Combined with Rose, Yarrow and Mugwort make a lovely mead. Careful though, it can be quite potent, so take just a few sips at first! This mead is perfect for gazing at the flames of the fire after a long day and reflecting on the patterns in your life and the patterns in the world.


BLACK COHOSH
With its dark gnarled roots that grow up into a starry spray of white flowers, Black Cohosh is the plant that guides me through and out of the darkness.

One of Black Cohosh’s other names is “Fairy Candle.” It is a name that likely came from Scots-Irish immigrants to this country. For then “fairy” would have been a word that evoked not the little winged creatures of modern children’s books, but the powerful, eldritch denizens of the Otherworld. So a “Fairy Candle” would have been a light guiding one through the spirit realm.

The dark half of the old Irish and Scottish year that begins at Samhain is a time of introspection. But sometimes introspection can lead to getting mired in dark thoughts and dark emotions that fog your sense of yourself and the world. You find yourself in the proverbial “dark night of the soul.”

Black Cohosh, three drops of tincture, three times a day, is the best remedy I have seen for helping to emerge from the “dark night of the soul,” I think of its starry flowers as the starlight that guides you home when you have fallen to the bottom of a well so deep that you cannot see the sun at noon. Sometimes I will add a drop of Angelica to add a little bit of hope and restore the ability to pray.


OAK
Vast Oak forests once covered Ireland and Scotland, and only patchy remnants remain. But the old Oaks there are memory keepers, trees that have lived 1,000 years or more and carry as well echoes of the memories of their parents and grandparents and great-grandparents who each lived for a millennium. It was in one particular old Oak grove that the Irish people learned the lore of Samhain from their mysterious ancestors, the Faerie People, the Daoine Sidhe, the ancient ones who left this world when the ways of civilization became too brutal, taking their magic with them.

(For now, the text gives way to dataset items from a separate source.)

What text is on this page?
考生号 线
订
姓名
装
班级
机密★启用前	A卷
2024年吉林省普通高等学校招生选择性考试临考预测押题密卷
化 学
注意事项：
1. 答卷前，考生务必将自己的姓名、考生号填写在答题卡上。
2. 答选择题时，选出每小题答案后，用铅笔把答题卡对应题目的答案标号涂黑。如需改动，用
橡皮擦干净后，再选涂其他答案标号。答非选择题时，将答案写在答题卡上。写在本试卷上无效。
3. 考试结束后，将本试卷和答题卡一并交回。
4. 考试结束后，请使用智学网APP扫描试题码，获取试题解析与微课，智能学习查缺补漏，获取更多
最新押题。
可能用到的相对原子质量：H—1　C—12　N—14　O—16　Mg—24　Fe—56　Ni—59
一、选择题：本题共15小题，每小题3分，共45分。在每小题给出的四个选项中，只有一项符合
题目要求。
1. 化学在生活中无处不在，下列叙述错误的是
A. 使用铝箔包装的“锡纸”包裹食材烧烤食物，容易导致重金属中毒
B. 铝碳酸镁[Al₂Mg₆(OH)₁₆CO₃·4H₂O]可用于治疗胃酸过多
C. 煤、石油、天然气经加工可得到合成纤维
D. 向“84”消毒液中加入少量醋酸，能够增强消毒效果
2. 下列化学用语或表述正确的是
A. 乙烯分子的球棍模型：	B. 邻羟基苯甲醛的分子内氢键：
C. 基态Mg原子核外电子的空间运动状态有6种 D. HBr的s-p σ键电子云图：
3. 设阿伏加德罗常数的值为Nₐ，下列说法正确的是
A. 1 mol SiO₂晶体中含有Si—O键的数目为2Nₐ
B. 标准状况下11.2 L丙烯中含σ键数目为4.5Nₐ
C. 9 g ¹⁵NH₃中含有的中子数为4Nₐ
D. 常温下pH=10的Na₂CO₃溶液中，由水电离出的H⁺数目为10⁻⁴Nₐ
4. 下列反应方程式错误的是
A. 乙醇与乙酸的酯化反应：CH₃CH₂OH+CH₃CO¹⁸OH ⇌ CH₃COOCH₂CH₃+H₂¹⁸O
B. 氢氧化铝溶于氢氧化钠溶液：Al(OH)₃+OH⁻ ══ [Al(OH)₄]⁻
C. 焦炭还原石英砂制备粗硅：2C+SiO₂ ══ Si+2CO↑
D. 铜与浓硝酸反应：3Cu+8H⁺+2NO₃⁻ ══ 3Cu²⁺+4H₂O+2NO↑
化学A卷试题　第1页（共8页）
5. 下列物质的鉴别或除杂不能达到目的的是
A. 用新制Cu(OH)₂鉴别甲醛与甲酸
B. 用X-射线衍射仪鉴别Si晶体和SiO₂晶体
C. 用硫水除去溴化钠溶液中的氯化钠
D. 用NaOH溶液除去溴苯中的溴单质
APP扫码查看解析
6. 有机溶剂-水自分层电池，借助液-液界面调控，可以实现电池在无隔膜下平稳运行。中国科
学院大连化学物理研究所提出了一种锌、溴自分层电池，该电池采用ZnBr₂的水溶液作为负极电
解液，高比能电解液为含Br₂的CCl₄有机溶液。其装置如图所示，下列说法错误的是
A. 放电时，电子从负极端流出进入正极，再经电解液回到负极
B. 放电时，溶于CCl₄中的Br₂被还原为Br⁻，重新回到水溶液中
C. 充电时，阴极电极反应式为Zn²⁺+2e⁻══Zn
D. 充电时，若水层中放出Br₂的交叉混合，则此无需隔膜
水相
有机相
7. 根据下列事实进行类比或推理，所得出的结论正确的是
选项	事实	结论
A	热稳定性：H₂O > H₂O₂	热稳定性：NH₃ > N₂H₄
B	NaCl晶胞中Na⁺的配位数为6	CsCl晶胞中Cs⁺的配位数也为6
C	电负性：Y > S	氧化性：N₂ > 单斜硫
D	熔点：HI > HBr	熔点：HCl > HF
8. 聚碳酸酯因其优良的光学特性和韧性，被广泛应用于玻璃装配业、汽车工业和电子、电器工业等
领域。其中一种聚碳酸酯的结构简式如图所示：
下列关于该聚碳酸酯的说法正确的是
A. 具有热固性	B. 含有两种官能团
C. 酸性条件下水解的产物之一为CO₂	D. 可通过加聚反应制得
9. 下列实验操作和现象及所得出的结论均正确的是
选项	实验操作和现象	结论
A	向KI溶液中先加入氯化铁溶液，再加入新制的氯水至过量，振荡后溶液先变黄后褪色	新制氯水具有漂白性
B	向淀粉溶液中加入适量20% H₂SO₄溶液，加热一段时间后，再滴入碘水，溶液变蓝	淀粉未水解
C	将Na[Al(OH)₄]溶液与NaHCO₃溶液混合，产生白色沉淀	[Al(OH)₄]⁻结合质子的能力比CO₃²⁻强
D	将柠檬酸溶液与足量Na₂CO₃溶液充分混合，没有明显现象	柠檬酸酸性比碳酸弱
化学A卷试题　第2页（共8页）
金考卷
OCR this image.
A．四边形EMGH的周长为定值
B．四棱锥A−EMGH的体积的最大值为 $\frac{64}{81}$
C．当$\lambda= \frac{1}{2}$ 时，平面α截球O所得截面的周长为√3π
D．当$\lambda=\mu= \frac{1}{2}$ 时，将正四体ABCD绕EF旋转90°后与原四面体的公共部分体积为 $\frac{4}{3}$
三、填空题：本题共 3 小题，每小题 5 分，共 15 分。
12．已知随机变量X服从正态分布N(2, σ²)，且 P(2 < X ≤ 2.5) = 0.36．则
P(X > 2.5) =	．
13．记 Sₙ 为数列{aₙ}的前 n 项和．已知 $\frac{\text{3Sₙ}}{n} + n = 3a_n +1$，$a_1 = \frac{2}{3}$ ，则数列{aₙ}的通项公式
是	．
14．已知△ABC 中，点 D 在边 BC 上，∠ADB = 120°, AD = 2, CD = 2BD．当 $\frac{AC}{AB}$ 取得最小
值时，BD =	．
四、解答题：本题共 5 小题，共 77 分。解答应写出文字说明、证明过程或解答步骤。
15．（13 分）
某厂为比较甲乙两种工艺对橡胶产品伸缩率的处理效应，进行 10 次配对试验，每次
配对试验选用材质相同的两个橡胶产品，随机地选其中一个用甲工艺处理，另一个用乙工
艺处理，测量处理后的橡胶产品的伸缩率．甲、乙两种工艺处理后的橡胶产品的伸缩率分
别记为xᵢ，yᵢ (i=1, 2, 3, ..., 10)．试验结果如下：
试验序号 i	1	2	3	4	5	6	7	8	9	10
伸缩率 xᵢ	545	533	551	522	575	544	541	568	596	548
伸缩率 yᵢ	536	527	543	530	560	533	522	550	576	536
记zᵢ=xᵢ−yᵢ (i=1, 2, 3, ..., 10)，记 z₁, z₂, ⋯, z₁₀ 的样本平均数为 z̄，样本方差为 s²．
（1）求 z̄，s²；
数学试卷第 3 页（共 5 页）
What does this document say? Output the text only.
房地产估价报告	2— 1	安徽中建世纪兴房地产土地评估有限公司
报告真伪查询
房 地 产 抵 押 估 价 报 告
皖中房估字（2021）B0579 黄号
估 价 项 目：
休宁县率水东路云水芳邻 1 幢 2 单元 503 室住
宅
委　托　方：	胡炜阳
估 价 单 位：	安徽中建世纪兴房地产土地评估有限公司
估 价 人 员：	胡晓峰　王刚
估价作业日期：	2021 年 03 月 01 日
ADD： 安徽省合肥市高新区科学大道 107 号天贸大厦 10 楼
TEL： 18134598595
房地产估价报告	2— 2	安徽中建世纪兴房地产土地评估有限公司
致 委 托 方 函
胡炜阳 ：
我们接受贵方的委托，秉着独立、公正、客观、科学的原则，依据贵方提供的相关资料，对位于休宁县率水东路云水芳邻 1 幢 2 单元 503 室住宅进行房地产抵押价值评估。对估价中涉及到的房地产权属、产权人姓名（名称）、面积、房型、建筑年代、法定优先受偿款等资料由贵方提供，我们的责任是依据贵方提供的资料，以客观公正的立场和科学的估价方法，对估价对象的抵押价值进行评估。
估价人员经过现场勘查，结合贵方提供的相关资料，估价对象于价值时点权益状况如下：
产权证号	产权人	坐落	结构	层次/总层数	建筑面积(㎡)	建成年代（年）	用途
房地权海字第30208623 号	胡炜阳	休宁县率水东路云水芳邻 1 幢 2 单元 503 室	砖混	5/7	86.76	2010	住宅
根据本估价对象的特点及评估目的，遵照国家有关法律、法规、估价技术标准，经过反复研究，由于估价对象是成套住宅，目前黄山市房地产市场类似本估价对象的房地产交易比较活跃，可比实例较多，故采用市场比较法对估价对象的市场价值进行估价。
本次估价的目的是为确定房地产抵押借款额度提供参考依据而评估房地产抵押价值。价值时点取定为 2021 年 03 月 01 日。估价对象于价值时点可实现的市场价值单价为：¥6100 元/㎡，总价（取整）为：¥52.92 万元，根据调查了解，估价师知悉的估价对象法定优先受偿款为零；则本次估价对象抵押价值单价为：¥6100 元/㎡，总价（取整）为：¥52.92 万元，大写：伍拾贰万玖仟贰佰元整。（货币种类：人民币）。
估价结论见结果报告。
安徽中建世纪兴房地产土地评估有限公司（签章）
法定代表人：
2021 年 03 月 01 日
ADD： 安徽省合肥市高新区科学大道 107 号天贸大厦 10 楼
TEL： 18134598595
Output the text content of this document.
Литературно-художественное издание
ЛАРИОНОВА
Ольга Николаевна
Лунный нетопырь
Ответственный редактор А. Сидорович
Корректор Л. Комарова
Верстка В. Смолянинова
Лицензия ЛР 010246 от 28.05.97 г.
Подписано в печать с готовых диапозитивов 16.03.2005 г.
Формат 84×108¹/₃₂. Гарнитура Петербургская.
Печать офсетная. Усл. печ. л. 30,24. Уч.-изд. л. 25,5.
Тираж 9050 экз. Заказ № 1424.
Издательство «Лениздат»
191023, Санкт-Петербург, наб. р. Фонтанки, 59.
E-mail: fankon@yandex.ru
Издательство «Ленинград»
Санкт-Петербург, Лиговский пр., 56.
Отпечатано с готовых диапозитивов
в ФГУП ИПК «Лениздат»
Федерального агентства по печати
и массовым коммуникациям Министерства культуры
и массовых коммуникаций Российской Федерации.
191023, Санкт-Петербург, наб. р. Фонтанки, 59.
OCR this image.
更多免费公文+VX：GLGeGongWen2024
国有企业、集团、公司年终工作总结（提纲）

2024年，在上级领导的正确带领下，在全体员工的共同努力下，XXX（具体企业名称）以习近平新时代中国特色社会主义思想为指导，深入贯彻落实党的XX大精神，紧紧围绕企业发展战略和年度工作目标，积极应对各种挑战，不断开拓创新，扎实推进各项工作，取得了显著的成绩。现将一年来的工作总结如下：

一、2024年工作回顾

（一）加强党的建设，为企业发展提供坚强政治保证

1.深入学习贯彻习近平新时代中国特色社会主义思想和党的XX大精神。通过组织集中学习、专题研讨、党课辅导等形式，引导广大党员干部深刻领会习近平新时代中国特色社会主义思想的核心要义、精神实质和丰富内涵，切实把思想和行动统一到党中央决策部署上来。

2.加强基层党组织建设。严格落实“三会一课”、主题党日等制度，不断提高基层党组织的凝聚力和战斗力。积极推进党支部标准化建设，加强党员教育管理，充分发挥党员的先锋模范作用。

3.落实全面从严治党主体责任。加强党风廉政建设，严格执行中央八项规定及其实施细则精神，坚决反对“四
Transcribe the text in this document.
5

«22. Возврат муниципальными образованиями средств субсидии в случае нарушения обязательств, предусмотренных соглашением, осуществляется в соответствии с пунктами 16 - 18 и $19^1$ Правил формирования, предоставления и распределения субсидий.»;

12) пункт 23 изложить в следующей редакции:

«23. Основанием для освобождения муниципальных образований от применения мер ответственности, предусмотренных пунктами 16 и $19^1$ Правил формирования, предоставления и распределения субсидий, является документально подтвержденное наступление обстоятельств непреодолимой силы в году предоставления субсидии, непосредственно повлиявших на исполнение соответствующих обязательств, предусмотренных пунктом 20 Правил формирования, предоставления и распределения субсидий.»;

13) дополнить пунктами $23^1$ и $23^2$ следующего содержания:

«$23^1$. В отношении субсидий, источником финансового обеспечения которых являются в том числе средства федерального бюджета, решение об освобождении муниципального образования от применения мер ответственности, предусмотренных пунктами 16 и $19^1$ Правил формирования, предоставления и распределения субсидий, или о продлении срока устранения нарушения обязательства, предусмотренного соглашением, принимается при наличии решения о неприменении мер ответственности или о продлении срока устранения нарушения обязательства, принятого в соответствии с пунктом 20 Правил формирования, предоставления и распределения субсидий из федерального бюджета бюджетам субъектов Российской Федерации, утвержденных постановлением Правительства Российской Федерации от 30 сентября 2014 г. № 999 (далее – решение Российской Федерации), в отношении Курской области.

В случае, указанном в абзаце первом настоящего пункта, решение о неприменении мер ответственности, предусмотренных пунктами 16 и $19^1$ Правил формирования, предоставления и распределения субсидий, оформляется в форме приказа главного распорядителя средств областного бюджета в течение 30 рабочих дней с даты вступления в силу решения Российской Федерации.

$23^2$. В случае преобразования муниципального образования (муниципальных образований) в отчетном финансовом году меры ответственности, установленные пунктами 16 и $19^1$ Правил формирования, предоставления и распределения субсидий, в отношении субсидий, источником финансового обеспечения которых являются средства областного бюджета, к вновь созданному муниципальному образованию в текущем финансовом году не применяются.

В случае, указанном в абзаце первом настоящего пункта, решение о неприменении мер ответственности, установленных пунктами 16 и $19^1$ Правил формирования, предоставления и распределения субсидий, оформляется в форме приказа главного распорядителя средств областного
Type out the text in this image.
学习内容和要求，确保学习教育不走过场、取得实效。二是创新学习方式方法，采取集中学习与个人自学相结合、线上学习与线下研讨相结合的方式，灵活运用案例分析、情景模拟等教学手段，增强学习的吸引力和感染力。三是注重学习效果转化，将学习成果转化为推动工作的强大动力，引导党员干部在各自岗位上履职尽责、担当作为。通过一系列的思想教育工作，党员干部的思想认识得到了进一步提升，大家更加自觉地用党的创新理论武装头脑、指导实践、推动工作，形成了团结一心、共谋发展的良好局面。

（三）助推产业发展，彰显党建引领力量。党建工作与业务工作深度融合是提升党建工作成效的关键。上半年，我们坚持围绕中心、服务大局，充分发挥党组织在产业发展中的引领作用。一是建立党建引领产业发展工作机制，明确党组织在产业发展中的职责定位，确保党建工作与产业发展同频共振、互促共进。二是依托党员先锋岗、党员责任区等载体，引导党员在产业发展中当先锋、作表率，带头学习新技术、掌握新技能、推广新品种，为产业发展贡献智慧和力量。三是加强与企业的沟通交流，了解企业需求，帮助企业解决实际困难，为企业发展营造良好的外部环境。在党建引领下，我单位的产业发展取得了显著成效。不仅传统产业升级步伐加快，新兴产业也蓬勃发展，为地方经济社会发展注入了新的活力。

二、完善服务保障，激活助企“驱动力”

In most Indo-European languages, including both the Irish and Scottish forms of Gaelige, the word for “Oak” is closely related to the word for “door.” In languages where this is true, old Oaks are seen as doorways between worlds. English, of course, is not one of those languages, but the English word “Oak” likely derives from an Anglo-Saxon rune that signified the voice of the gods.

Acorns were an important food source for my ancestors. And Oak bark is a famous astringent medicine. But my favorite way to work with Oak medicine is to lean into the trunk of an old Oak to learn something from its solid, nurturing strength.